Bluetooth Hacking

According to research firm Insight Express, 73 percent of mobile device users are not aware of the security risks associated with Bluetooth-equipped devices. Ooi Szu-Khiam, senior security consultant at Symantec Singapore, told ZDNET in an email that in the past year, numerous mobile viruses, worms and Trojan horses have emerged, and their evolution is cause for concern. These potential risks are commonly known as bluejacking, bluesnarfing, and bluebugging to techies and security experts, and they're all bad news for your phone. You can read more about these threats in detail over at ZDNET, but here's a quick rundown of what they are in a nutshell:

• Bluejacking is a technique used to send unsolicited text messages to mobile users via Bluetooth.
• Bluesnarfing is the unauthorized access of information on your phone through a Bluetooth connection. This attack allows hackers to copy data off your phone, including contact lists, emails, text messages, and even private videos or photos.
• Bluebugging is the most serious threat of all. A hacker has the ability to initiate phone calls, send and receive text messages, read and write phonebook contacts, eavesdrop on phone conversations, and connect to the Internet.

What you can do

Ooi suggests users install security software on their mobile devices that include antivirus, firewall, anti-SMS spam, and data-encryption technologies. He also recommends users take the following precautions:

• Stay offline: Turn off features that you are not using.
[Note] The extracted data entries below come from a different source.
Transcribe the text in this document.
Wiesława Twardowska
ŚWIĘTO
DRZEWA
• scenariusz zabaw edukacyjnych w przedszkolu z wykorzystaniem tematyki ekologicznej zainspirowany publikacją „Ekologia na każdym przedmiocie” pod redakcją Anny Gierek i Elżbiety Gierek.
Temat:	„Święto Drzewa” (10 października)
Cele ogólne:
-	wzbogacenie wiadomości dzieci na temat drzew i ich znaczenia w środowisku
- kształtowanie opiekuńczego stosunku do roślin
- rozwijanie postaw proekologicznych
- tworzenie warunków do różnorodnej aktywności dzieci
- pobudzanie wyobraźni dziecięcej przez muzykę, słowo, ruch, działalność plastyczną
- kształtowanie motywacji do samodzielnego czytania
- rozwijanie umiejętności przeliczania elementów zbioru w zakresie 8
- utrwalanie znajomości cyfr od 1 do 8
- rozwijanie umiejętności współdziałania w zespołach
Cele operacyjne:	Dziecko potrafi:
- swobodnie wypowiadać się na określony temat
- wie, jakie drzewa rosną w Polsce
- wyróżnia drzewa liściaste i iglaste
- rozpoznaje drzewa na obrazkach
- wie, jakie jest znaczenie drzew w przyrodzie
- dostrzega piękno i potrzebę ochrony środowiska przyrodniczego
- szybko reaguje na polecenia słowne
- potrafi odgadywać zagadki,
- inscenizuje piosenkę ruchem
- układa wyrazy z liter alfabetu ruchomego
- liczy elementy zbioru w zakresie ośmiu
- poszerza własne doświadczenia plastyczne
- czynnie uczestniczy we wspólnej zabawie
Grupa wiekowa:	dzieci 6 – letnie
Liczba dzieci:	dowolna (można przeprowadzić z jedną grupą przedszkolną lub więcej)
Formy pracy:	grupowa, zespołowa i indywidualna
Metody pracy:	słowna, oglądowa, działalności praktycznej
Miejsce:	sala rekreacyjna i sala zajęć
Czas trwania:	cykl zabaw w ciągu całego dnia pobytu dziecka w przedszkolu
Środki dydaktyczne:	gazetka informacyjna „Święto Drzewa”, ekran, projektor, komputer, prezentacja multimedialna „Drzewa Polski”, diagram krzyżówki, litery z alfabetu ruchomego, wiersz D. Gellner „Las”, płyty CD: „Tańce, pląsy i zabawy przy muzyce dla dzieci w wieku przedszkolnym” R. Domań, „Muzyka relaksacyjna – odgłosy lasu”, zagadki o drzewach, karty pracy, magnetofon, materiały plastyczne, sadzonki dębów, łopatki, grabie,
If you have a Bluetooth-equipped device and do not need the function, then don't turn it on.
• Stay invisible: If you are using the Bluetooth function and don't require your device ID to be visible to others, make sure the device's visibility setting is set to "hidden" so malicious hackers will not be able to scan and search for it.
• Verify incoming transmission: Do not accept and run attachments from unknown sources unless you are expecting them. For example, if you receive a message to install an application and you don't know its origin, don't run it.
• Use passwords: Ideally, use passwords with a large number of digits. A four-digit PIN or password can be broken in less than a second, and a six-digit PIN in about 10 seconds, while a 10-digit PIN is likely to take weeks to crack.

I'm sure you've heard it all before, but a refresher never hurt anyone. You might want to pass this along to someone who may not be up to speed on Bluetooth security.